« La victoire de Biden: une mauvaise nouvelle pour les nationalistes et populistes »: J-D Giuliani, Président de la Fondation Robert Schuman.

Président de la Fondation Robert Schuman, Jean-Dominique Giuliani répond aux questions de La Revue Civique: rassuré par la probable élection de Joe Biden à la présidence des Etats-Unis, il souligne ici que les Européens devront néanmoins prendre davantage en charge leur avenir, en matière de Défense et de sécurité internationale.

-La Revue Civique:  les élections américaines ont montré que le « match » Trump-Biden était très serré, que les Etats-Unis étaient profondément divisés, les déclarations de Donald Trump provoquant une détérioration de l’image des Etats-Unis, dont les fondements démocratiques n’étaient pas jusqu’à présent mis en cause. L’attitude de  Donald Trump n’a-t-elle pas frisé l’irresponsabilité, mettant globalement en cause le respect des urnes, et en demandant l’arrêt du vaste processus démocratique américain ?

-Jean-Dominique GIULIANI: La victoire de Biden est une mauvaise nouvelle pour les nationalistes et les populistes. L’Amérique, certes divisée comme beaucoup de nations aujourd’hui, s’est montrée résiliente et a renvoyé un président dangereux.
Si elle se confirme, c’est une bonne nouvelle pour les Européens aussi qui pourront expliquer à ceux qui seraient tentés de suivre ce mauvais exemple, notamment en Europe centrale, qu’il n’y a pas d’avenir en Europe pour le nationalisme étriqué qu’ils voudraient cultiver.

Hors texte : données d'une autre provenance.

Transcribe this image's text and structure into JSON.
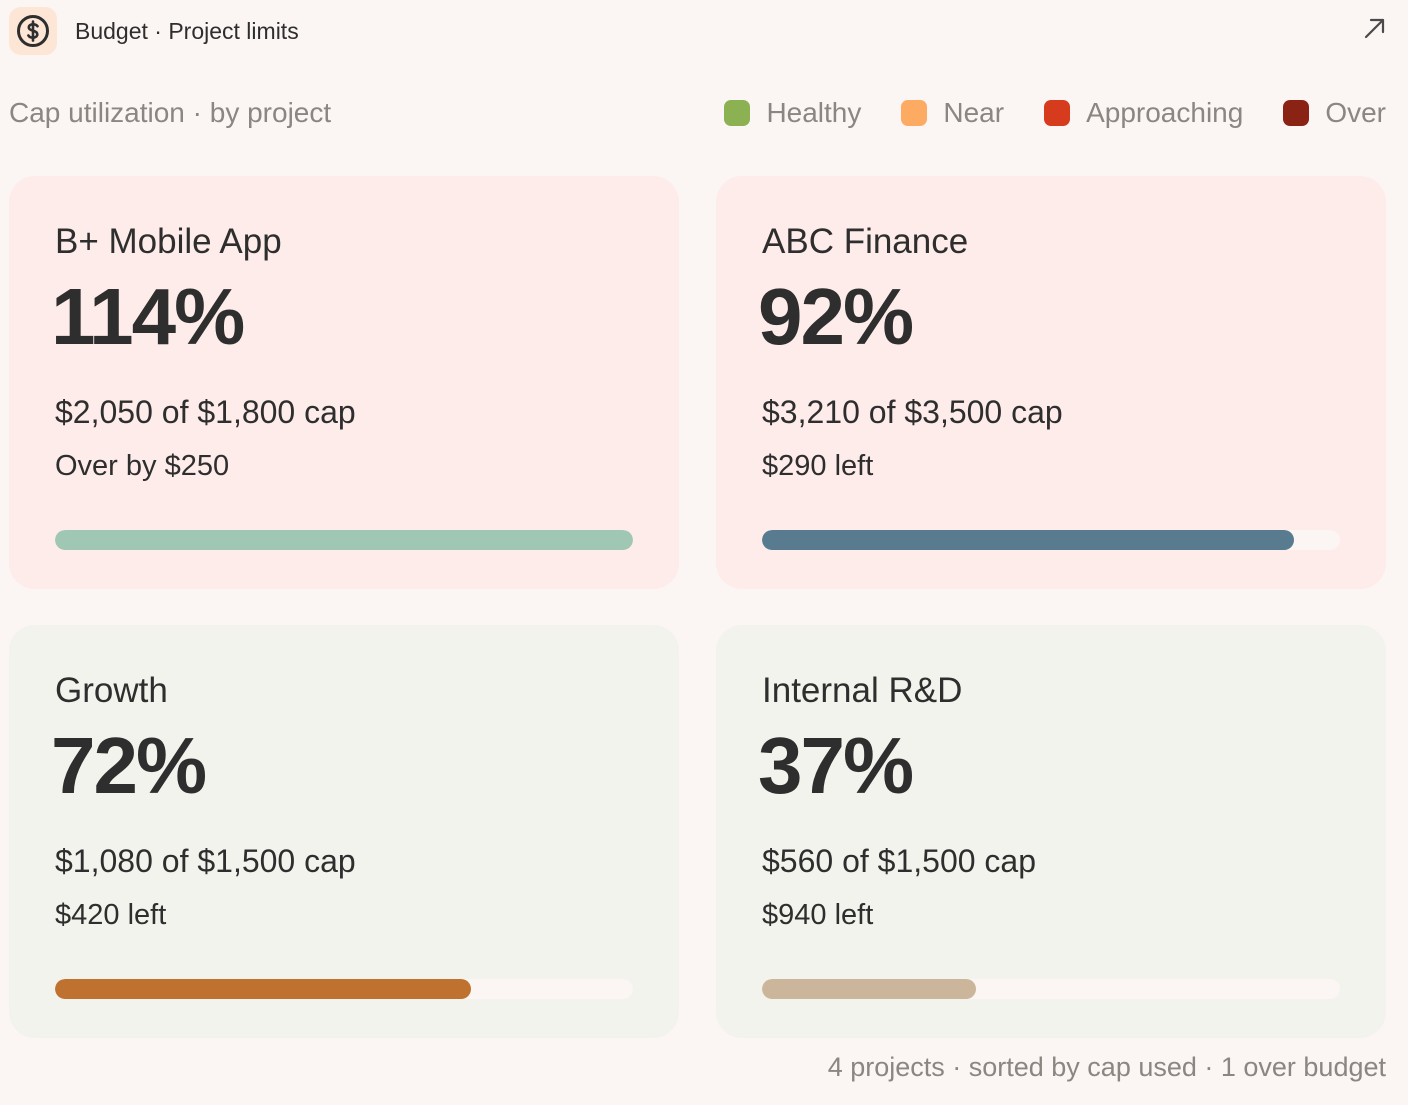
{
  "header": {
    "title": "Budget · Project limits",
    "logo_icon": "dollar-circle-icon",
    "expand_icon": "arrow-up-right-icon"
  },
  "section": {
    "title": "Cap utilization · by project"
  },
  "legend": [
    {
      "label": "Healthy",
      "color": "#8bb153"
    },
    {
      "label": "Near",
      "color": "#fdaa63"
    },
    {
      "label": "Approaching",
      "color": "#d63b1e"
    },
    {
      "label": "Over",
      "color": "#8b2314"
    }
  ],
  "projects": [
    {
      "name": "B+ Mobile App",
      "percent_label": "114%",
      "amount": "$2,050 of $1,800 cap",
      "remaining": "Over by $250",
      "utilization": 1.14,
      "status": "over",
      "bar_color": "#a0c7b3"
    },
    {
      "name": "ABC Finance",
      "percent_label": "92%",
      "amount": "$3,210 of $3,500 cap",
      "remaining": "$290 left",
      "utilization": 0.92,
      "status": "approaching",
      "bar_color": "#597b90"
    },
    {
      "name": "Growth",
      "percent_label": "72%",
      "amount": "$1,080 of $1,500 cap",
      "remaining": "$420 left",
      "utilization": 0.72,
      "status": "near",
      "bar_color": "#bf7230"
    },
    {
      "name": "Internal R&D",
      "percent_label": "37%",
      "amount": "$560 of $1,500 cap",
      "remaining": "$940 left",
      "utilization": 0.37,
      "status": "healthy",
      "bar_color": "#cbb59b"
    }
  ],
  "footer": {
    "text": "4 projects · sorted by cap used · 1 over budget"
  }
}
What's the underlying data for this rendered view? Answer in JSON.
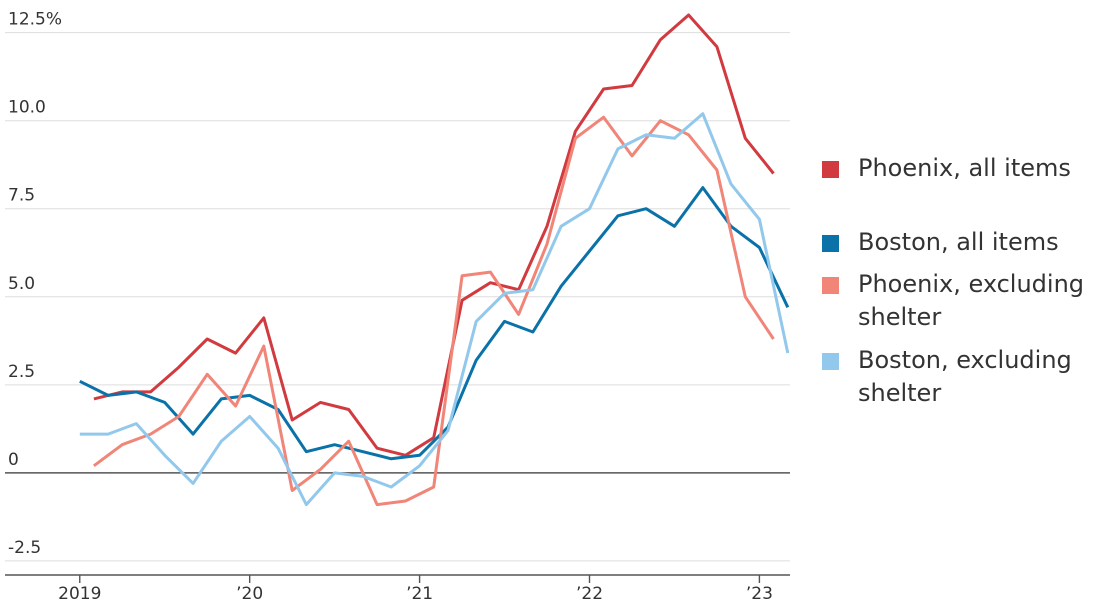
{
  "chart_data": {
    "type": "line",
    "xlim": [
      2018.56,
      2023.18
    ],
    "xticks": [
      {
        "value": 2019,
        "label": "2019"
      },
      {
        "value": 2020,
        "label": "’20"
      },
      {
        "value": 2021,
        "label": "’21"
      },
      {
        "value": 2022,
        "label": "’22"
      },
      {
        "value": 2023,
        "label": "’23"
      }
    ],
    "ylim": [
      -2.9,
      13.2
    ],
    "yticks": [
      {
        "value": -2.5,
        "label": "-2.5"
      },
      0,
      2.5,
      {
        "value": 5,
        "label": "5.0"
      },
      7.5,
      {
        "value": 10,
        "label": "10.0"
      },
      {
        "value": 12.5,
        "label": "12.5%"
      }
    ],
    "grid": true,
    "series": [
      {
        "name": "Phoenix, all items",
        "color": "#d13a3f",
        "x": [
          2019.083,
          2019.25,
          2019.417,
          2019.583,
          2019.75,
          2019.917,
          2020.083,
          2020.25,
          2020.417,
          2020.583,
          2020.75,
          2020.917,
          2021.083,
          2021.25,
          2021.417,
          2021.583,
          2021.75,
          2021.917,
          2022.083,
          2022.25,
          2022.417,
          2022.583,
          2022.75,
          2022.917,
          2023.083
        ],
        "values": [
          2.1,
          2.3,
          2.3,
          3.0,
          3.8,
          3.4,
          4.4,
          1.5,
          2.0,
          1.8,
          0.7,
          0.5,
          1.0,
          4.9,
          5.4,
          5.2,
          7.0,
          9.7,
          10.9,
          11.0,
          12.3,
          13.0,
          12.1,
          9.5,
          8.5
        ]
      },
      {
        "name": "Boston, all items",
        "color": "#0a72a8",
        "x": [
          2019.0,
          2019.167,
          2019.333,
          2019.5,
          2019.667,
          2019.833,
          2020.0,
          2020.167,
          2020.333,
          2020.5,
          2020.667,
          2020.833,
          2021.0,
          2021.167,
          2021.333,
          2021.5,
          2021.667,
          2021.833,
          2022.0,
          2022.167,
          2022.333,
          2022.5,
          2022.667,
          2022.833,
          2023.0,
          2023.167
        ],
        "values": [
          2.6,
          2.2,
          2.3,
          2.0,
          1.1,
          2.1,
          2.2,
          1.8,
          0.6,
          0.8,
          0.6,
          0.4,
          0.5,
          1.3,
          3.2,
          4.3,
          4.0,
          5.3,
          6.3,
          7.3,
          7.5,
          7.0,
          8.1,
          7.0,
          6.4,
          4.7
        ]
      },
      {
        "name": "Phoenix, excluding shelter",
        "color": "#f08578",
        "x": [
          2019.083,
          2019.25,
          2019.417,
          2019.583,
          2019.75,
          2019.917,
          2020.083,
          2020.25,
          2020.417,
          2020.583,
          2020.75,
          2020.917,
          2021.083,
          2021.25,
          2021.417,
          2021.583,
          2021.75,
          2021.917,
          2022.083,
          2022.25,
          2022.417,
          2022.583,
          2022.75,
          2022.917,
          2023.083
        ],
        "values": [
          0.2,
          0.8,
          1.1,
          1.6,
          2.8,
          1.9,
          3.6,
          -0.5,
          0.1,
          0.9,
          -0.9,
          -0.8,
          -0.4,
          5.6,
          5.7,
          4.5,
          6.5,
          9.5,
          10.1,
          9.0,
          10.0,
          9.6,
          8.6,
          5.0,
          3.8
        ]
      },
      {
        "name": "Boston, excluding shelter",
        "color": "#92c8ec",
        "x": [
          2019.0,
          2019.167,
          2019.333,
          2019.5,
          2019.667,
          2019.833,
          2020.0,
          2020.167,
          2020.333,
          2020.5,
          2020.667,
          2020.833,
          2021.0,
          2021.167,
          2021.333,
          2021.5,
          2021.667,
          2021.833,
          2022.0,
          2022.167,
          2022.333,
          2022.5,
          2022.667,
          2022.833,
          2023.0,
          2023.167
        ],
        "values": [
          1.1,
          1.1,
          1.4,
          0.5,
          -0.3,
          0.9,
          1.6,
          0.7,
          -0.9,
          0.0,
          -0.1,
          -0.4,
          0.2,
          1.2,
          4.3,
          5.1,
          5.2,
          7.0,
          7.5,
          9.2,
          9.6,
          9.5,
          10.2,
          8.2,
          7.2,
          3.4
        ]
      }
    ]
  }
}
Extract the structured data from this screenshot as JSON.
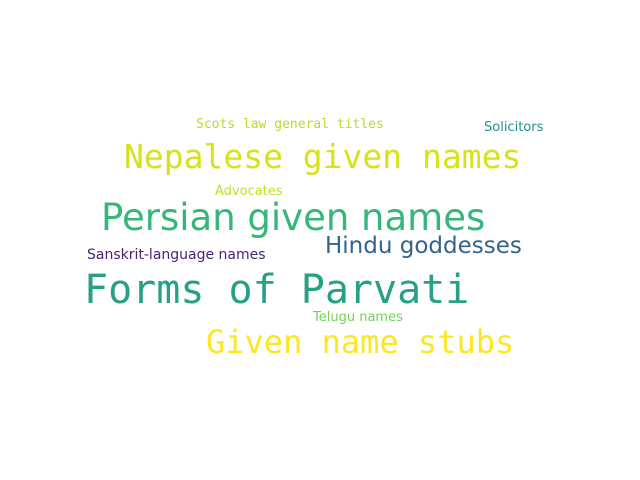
{
  "words": [
    {
      "text": "Scots law general titles",
      "color": "#b5de2b"
    },
    {
      "text": "Solicitors",
      "color": "#21918c"
    },
    {
      "text": "Nepalese given names",
      "color": "#d8e219"
    },
    {
      "text": "Advocates",
      "color": "#c2df23"
    },
    {
      "text": "Persian given names",
      "color": "#35b779"
    },
    {
      "text": "Hindu goddesses",
      "color": "#33638d"
    },
    {
      "text": "Sanskrit-language names",
      "color": "#482475"
    },
    {
      "text": "Forms of Parvati",
      "color": "#26a185"
    },
    {
      "text": "Telugu names",
      "color": "#73d056"
    },
    {
      "text": "Given name stubs",
      "color": "#fde725"
    }
  ]
}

« L’Europe doit en profiter pour s’affranchir de ses dépendances et se penser, enfin, en puissance ».

-Si Biden est finalement élu Président des Etats-Unis, quelles seront les changements majeurs, s’il en est, qui interviendront dans sa politique, notamment concernant les relations avec l’Union Européenne ? Certains minimisent les changements prévisibles, est-ce votre avis ?

– Les Etats-Unis se dotent d’un Président plus raisonnable, poli, prévisible, un chef d’Etat digne de ce nom avec lequel il sera plus aisé de parler. Mais pour autant, comme je l’ai écrit (Voir www.jd-giuliani.eu) , les Etats-Unis ne vont pas changer de politique. Ils s’éloignent de l’Europe, tournent leur regard vers l’Asie et ce qu’ils perçoivent comme la compétition majeure pour le leadership mondial : la rivalité avec la Chine.
Ceux qui, en Europe, croient que nous allons retrouver une relation transatlantique comme pendant la Guerre froide, se trompent lourdement et risquent de continuer à être sous tutelle d’une puissance qui n’est plus simplement un partenaire.

L’Europe doit en profiter pour s’affranchir de ses dépendances et se penser enfin en puissance.

Pour la défense européenne, « il faut surmonter les réticences bien compréhensibles de certains, notamment de nos voisins allemands »

« Les Européens doivent promouvoir leurs intérêts. Cela exige un outil militaire crédibilisant une diplomatie indépendante ».

– Pour l’OTAN, Trump a marqué la volonté nette, et brutale parfois, de désengagement américain. Une rupture qui a inquiété les dirigeants européens, l’Allemagne en particulier. Pensez-vous, comme l’a dit Emmanuel Macron, que l’OTAN est réellement, et durablement, en situation de « mort cérébrale » ? Et y a-t-il une alternative crédible, en matière de Défense et de sécurité internationale, que les Européens peuvent rapidement organiser ?

Oui, c’est une nécessité.

Il faut surmonter les réticences bien compréhensibles de certains, notamment de nos voisins allemands, dont la Constitution et les lois leur interdisent toute militarisation.

Les Européens doivent défendre et promouvoir leurs intérêts mais aussi leurs convictions, leurs valeurs et leur mode de vie. Cela exige un outil militaire crédibilisant une diplomatie indépendante. Il y faudra du temps, mais nous y parviendront.